Deus Espírito Santo Paráclito, ...
Santíssima Trindade, que sois um só Deus, ...
 
Santa Maria,  rogai por nós.
Santa Mãe de Deus,...
Santa Virgem das virgens,...
Mãe de Jesus Cristo, ...
Mãe da Igreja, ...
Mãe da Misericórdia, ...
Mãe da Divina Graça, ...
Mãe da Esperança,...
Mãe puríssima, ...
Mãe castíssima, ...
Mãe imaculada,...
Mãe sempre virgem,...
Mãe amável,...
Mãe admirável,...
Mãe do bom conselho,...
Mãe do Criador,...
Mãe do Salvador,...
Virgem prudentíssima,...
Virgem digna de honra,...
Virgem digna de louvor,...
Virgem poderosa,...
Virgem clemente,...
Virgem fiel,...
Espelho de justiça,...
Sede da sabedoria,...
Causa da nossa alegria,...
Templo do Espírito Santo,...
Tabernáculo da eterna glória,...
Moradia consagrada a Deus,...
Rosa mística,...
Torre de Davi,...
Fortaleza inexpugnável,...
Santuário da divina presença,...
Arca da Aliança,...
Porta do Céu,...
Estrela da Manhã,...
Saúde dos enfermos,...
Refúgio dos pecadores,...
Conforto dos migrantes,...
Consoladora dos aflitos,...
Auxílio dos cristãos,...
Rainha dos anjos,...
Rainha dos patriarcas,...
Rainha dos profetas,...
Rainha dos apóstolos,...
Rainha dos mártires,...
Rainha dos confessores da fé,...
Rainha das virgens,...
Rainha de todos os santos,...
Rainha concebida sem pecado,...
Rainha assunta ao céu,...
Rainha do sacratíssimo Rosário,...
Rainha das famílias,...
Rainha da paz,...
 
Cordeiro de Deus, que tirais os pecados do mundo, perdoai-nos, Senhor.

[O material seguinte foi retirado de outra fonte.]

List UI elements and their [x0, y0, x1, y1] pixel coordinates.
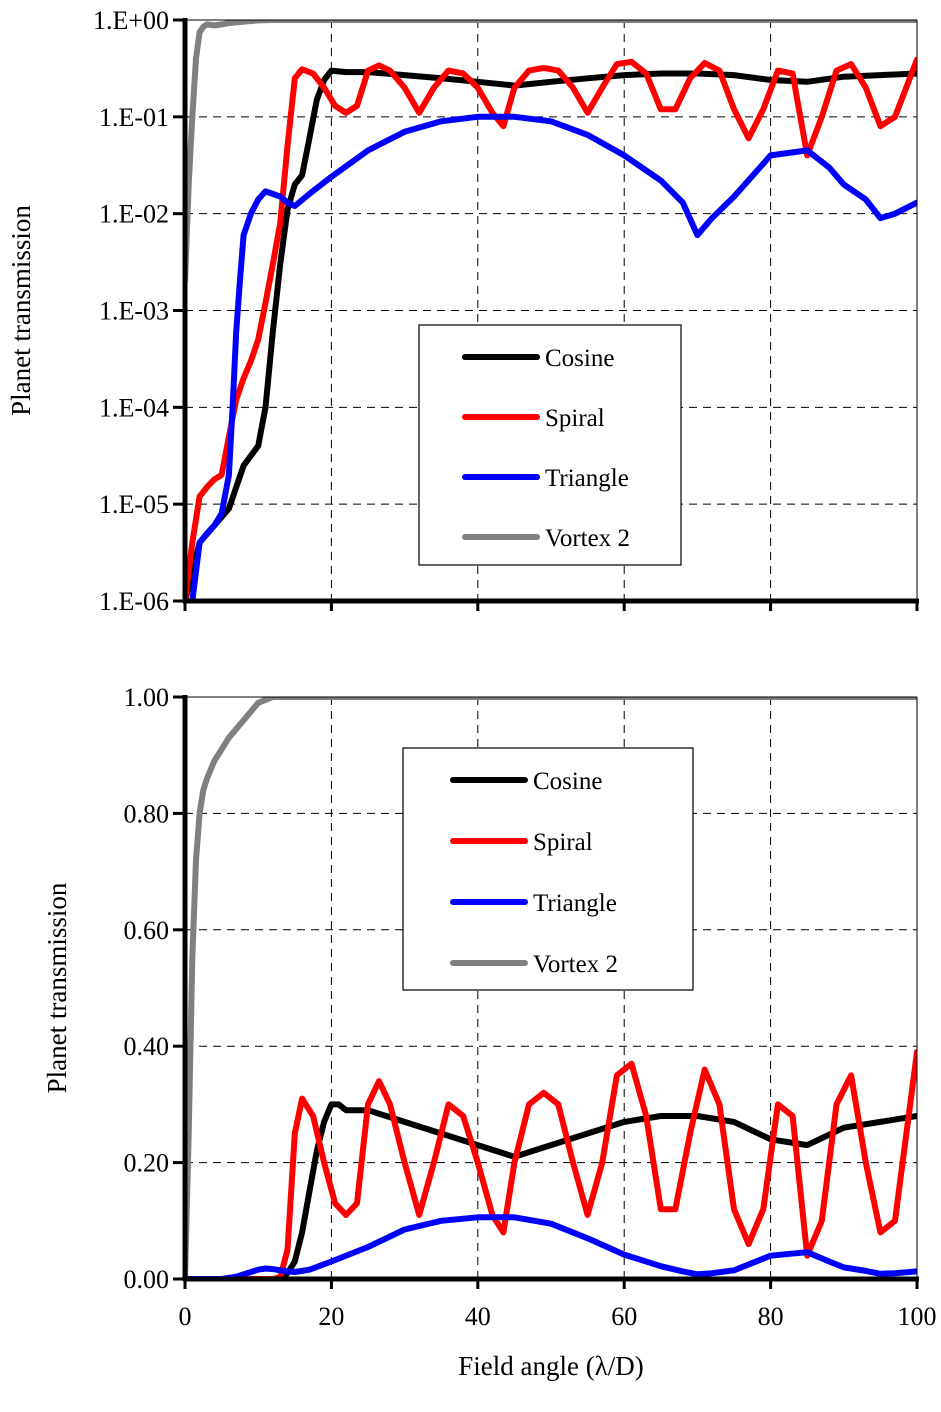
legend-label: Vortex 2: [545, 525, 630, 552]
legend-label: Spiral: [533, 829, 593, 856]
legend-label: Cosine: [533, 768, 602, 795]
y-tick-label: 1.00: [124, 683, 170, 712]
series-group: [185, 697, 917, 1279]
legend: Cosine Spiral Triangle Vortex 2: [418, 324, 682, 566]
y-tick-label: 1.E-05: [99, 490, 169, 519]
legend: Cosine Spiral Triangle Vortex 2: [402, 747, 694, 991]
log-scale-panel: 1.E-06 1.E-05 1.E-04 1.E-03 1.E-02 1.E-01 1.E+…: [6, 6, 919, 616]
series-line-spiral: [185, 56, 917, 601]
legend-label: Triangle: [533, 890, 617, 917]
y-tick-label: 0.40: [124, 1032, 170, 1061]
y-tick-label: 1.E-02: [99, 200, 169, 229]
linear-scale-panel: 0.00 0.20 0.40 0.60 0.80 1.00 0 20 40 60 80 100 Plan…: [42, 683, 937, 1331]
y-tick-label: 0.00: [124, 1265, 170, 1294]
y-tick-label: 0.20: [124, 1149, 170, 1178]
y-tick-label: 1.E-03: [99, 297, 169, 326]
x-tick-label: 60: [611, 1302, 637, 1331]
x-tick-label: 20: [318, 1302, 344, 1331]
series-line-triangle: [185, 1214, 917, 1279]
series-line-vortex-2: [185, 697, 917, 1279]
legend-box: [418, 324, 682, 566]
legend-label: Cosine: [545, 345, 614, 372]
legend-box: [402, 747, 694, 991]
series-line-triangle: [189, 113, 917, 601]
y-tick-label: 1.E+00: [93, 6, 169, 35]
y-tick-label: 1.E-04: [99, 393, 169, 422]
y-tick-label: 0.80: [124, 799, 170, 828]
legend-label: Triangle: [545, 465, 629, 492]
y-axis-title: Planet transmission: [42, 882, 72, 1093]
x-axis-title: Field angle (λ/D): [458, 1351, 644, 1381]
series-line-spiral: [185, 1049, 917, 1279]
y-axis-title: Planet transmission: [6, 205, 36, 416]
y-tick-label: 1.E-06: [99, 587, 169, 616]
y-tick-label: 0.60: [124, 916, 170, 945]
x-tick-label: 80: [758, 1302, 784, 1331]
y-tick-label: 1.E-01: [99, 103, 169, 132]
legend-label: Spiral: [545, 405, 605, 432]
legend-label: Vortex 2: [533, 951, 618, 978]
x-tick-label: 40: [465, 1302, 491, 1331]
x-tick-label: 0: [179, 1302, 192, 1331]
x-tick-label: 100: [898, 1302, 937, 1331]
series-line-cosine: [185, 1101, 917, 1279]
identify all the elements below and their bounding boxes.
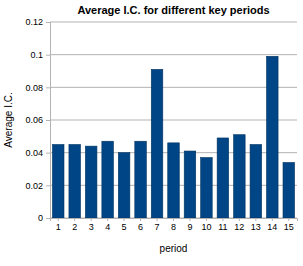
y-tick-label: 0.1 (30, 50, 43, 60)
y-tick-mark (46, 55, 50, 56)
bar (217, 138, 229, 218)
bar (151, 69, 163, 218)
x-tick-label: 11 (218, 222, 227, 232)
x-tick: 1 (56, 218, 61, 232)
x-tick: 8 (171, 218, 176, 232)
bar (69, 145, 81, 219)
x-axis-line (51, 219, 298, 222)
y-tick-label: 0.04 (25, 148, 43, 158)
bar (267, 56, 279, 218)
x-tick: 3 (89, 218, 94, 232)
x-tick: 15 (284, 218, 294, 232)
x-tick-label: 5 (122, 222, 127, 232)
y-tick-label: 0.02 (25, 181, 43, 191)
x-tick-mark (74, 218, 75, 221)
x-tick: 5 (122, 218, 127, 232)
y-tick: 0.02 (25, 181, 50, 191)
y-tick: 0.06 (25, 115, 50, 125)
grid-line (50, 87, 297, 88)
x-tick-mark (222, 218, 223, 221)
x-tick-mark (206, 218, 207, 221)
x-tick-mark (272, 218, 273, 221)
bar (102, 141, 114, 218)
x-tick: 2 (72, 218, 77, 232)
grid (50, 22, 297, 218)
x-tick: 10 (201, 218, 211, 232)
y-tick-label: 0 (38, 213, 43, 223)
bars (52, 56, 294, 218)
y-tick-mark (46, 87, 50, 88)
bar (85, 146, 97, 218)
x-tick-label: 8 (171, 222, 176, 232)
bar (283, 162, 295, 218)
grid-line (50, 22, 297, 23)
x-tick-label: 4 (105, 222, 110, 232)
x-axis-title: period (160, 243, 188, 254)
grid-line (50, 54, 297, 55)
x-tick: 9 (187, 218, 192, 232)
title: Average I.C. for different key periods (77, 4, 269, 16)
x-tick-label: 13 (251, 222, 261, 232)
x-tick-mark (239, 218, 240, 221)
x-tick-label: 14 (267, 222, 277, 232)
x-tick-mark (58, 218, 59, 221)
x-tick: 4 (105, 218, 110, 232)
x-axis: 123456789101112131415 (51, 218, 298, 232)
x-tick-label: 1 (56, 222, 61, 232)
x-tick-mark (173, 218, 174, 221)
x-tick-mark (140, 218, 141, 221)
x-tick-mark (255, 218, 256, 221)
x-tick: 7 (155, 218, 160, 232)
y-tick-mark (46, 22, 50, 23)
bar (184, 151, 196, 218)
y-tick: 0.04 (25, 148, 50, 158)
x-tick: 11 (218, 218, 227, 232)
x-tick-mark (107, 218, 108, 221)
x-tick-label: 2 (72, 222, 77, 232)
bar (250, 145, 262, 219)
grid-line (50, 120, 297, 121)
x-tick-mark (288, 218, 289, 221)
y-axis-title: Average I.C. (3, 92, 14, 147)
y-tick-mark (46, 185, 50, 186)
chart: 00.020.040.060.080.10.121234567891011121… (0, 0, 303, 266)
plot-area: 00.020.040.060.080.10.121234567891011121… (25, 17, 297, 232)
y-tick-label: 0.12 (25, 17, 43, 27)
x-tick-mark (189, 218, 190, 221)
x-tick-label: 15 (284, 222, 294, 232)
bar (168, 143, 180, 218)
x-tick: 14 (267, 218, 277, 232)
bar (52, 145, 64, 219)
x-tick-mark (91, 218, 92, 221)
x-tick-label: 9 (187, 222, 192, 232)
y-tick-mark (46, 120, 50, 121)
x-tick: 6 (138, 218, 143, 232)
y-tick-label: 0.06 (25, 115, 43, 125)
y-tick-label: 0.08 (25, 83, 43, 93)
x-tick-mark (157, 218, 158, 221)
y-tick: 0.08 (25, 83, 50, 93)
bar (135, 141, 147, 218)
x-tick-label: 12 (234, 222, 244, 232)
y-tick-mark (46, 218, 50, 219)
x-tick-mark (124, 218, 125, 221)
y-tick-mark (46, 153, 50, 154)
y-tick: 0 (38, 213, 50, 223)
bar (118, 153, 130, 218)
y-tick: 0.1 (30, 50, 50, 60)
y-axis-line (46, 23, 51, 219)
x-tick-label: 6 (138, 222, 143, 232)
y-axis: 0 0.02 0.04 0.06 0.08 0.1 0.12 (25, 17, 50, 223)
y-tick: 0.12 (25, 17, 50, 27)
x-tick: 12 (234, 218, 244, 232)
bar (234, 135, 246, 218)
x-tick-label: 3 (89, 222, 94, 232)
bar (201, 158, 213, 218)
x-tick-label: 10 (201, 222, 211, 232)
x-tick-label: 7 (155, 222, 160, 232)
x-tick: 13 (251, 218, 261, 232)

Cordeiro de Deus, que tirais os pecados do mundo, ouvi-nos, Senhor.
Cordeiro de Deus, que tirais os pecados do mundo, tende piedade de nós.
 
V. Rogai por nós, santa Mãe de Deus.
R. Para que sejamos dignos das promessas de Cristo.
 
“LEMBRAI-VOS” DE SÃO BERNARDO
Lembrai-vos, ó piedosíssima Virgem Maria, que nunca se ouviu dizer que algum daqueles que a vós têm recorrido, implorado vossa assistência e invocado o vosso socorro, tenha sido por vós abandonado. Animado de uma tal confiança, eu corro e venho a vós e, gemendo debaixo do peso dos meus pecados, me prostro a vossos pés, ó Virgem das virgens; não desprezeis as minhas súplicas, ó Mãe do Verbo encarnado, mas ouvi-as favoravelmente e dignai-vos atender-me. Amém.